Last week, drug and medical product maker Johnson & Johnson was ordered to $1.2 million by a Texas jury to a woman who experienced complications related to the company’s vaginal mesh implants.
Bloomberg reported that 64-year-old Linda Batiste was ordered the settlement because her Johnson & Johnson TVT-O vaginal mesh sling was defective. Eroding inside her, the implant caused the plaintiff much pain. In several cases of defective vaginal mesh slings, the device damages organs and makes sex painful.

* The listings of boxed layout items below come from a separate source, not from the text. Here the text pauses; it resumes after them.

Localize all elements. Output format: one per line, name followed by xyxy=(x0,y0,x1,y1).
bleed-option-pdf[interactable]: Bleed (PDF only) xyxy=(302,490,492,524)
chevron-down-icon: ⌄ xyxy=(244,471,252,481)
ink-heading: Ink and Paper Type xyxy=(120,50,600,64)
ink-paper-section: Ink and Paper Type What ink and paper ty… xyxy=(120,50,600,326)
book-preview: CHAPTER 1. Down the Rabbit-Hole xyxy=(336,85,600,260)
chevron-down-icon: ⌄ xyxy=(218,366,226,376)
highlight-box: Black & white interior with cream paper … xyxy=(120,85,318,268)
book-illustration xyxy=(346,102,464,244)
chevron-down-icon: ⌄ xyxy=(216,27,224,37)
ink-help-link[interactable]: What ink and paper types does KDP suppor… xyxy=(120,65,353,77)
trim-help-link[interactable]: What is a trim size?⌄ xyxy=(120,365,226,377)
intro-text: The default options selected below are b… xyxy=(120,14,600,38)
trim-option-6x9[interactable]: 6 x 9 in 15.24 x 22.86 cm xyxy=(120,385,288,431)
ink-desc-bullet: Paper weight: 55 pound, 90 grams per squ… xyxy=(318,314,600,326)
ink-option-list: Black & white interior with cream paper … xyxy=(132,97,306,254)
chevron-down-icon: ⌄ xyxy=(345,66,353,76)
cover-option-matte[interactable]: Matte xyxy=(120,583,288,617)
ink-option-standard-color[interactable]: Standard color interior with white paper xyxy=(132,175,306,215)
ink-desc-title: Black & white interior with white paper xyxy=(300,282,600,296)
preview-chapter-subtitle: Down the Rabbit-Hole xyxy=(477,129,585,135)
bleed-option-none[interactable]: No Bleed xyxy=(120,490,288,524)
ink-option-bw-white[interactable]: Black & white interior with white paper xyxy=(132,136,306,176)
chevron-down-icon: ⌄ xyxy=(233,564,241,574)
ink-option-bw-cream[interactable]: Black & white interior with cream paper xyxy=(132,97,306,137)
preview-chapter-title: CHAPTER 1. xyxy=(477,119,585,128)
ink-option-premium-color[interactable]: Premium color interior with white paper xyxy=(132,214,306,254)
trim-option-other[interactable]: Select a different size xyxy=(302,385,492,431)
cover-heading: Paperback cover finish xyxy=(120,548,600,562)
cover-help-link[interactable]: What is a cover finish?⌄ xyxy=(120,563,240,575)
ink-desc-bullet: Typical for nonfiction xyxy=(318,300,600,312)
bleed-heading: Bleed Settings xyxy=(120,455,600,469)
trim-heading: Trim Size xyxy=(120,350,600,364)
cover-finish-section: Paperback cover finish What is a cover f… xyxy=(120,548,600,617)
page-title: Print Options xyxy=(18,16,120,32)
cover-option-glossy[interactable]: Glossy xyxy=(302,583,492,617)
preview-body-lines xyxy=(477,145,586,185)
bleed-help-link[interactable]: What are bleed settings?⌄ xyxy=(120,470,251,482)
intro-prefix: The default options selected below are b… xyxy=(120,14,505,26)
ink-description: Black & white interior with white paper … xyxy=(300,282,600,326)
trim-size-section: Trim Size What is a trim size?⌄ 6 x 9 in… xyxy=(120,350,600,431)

“Big pharmaceutical companies will underplay the dangers of their manufactured drugs and devices, and unfortunately some will take extreme measures to hide these risks from the public,” commented Robert Price, a drug and medical device attorney with the Levin, Papantonio law firm. “Unfortunately, these companies often focus on profit over consumer safety.”
Ethicon is the Johnson & Johnson subsidiary accused in 12,000 lawsuits of improperly designing vaginal implants, including the TVT-O slings. The U.S. Food and Drug Administration has forced Johnson & Johnson and other companies to perform studies on the devices’ relation to damaged organs and other complications.
Drug makers often develop and market a product without proper quality assurance and knowledge of its perceived and potential dangers. Once the product is ready to market, the companies will fast track it through the FDA’s 510(k) approval process, which is merely a rubber stamp of sorts that quickens the product’s way to the shelves.
Other companies accused of this practice included C.R. Bard. Last year, a jury found that C.R. Bard failed to properly warn consumers of the dangers associated with its transvaginal mesh products. C.R. Bard was ordered to pay $2 million for the defective products’ harm to patients.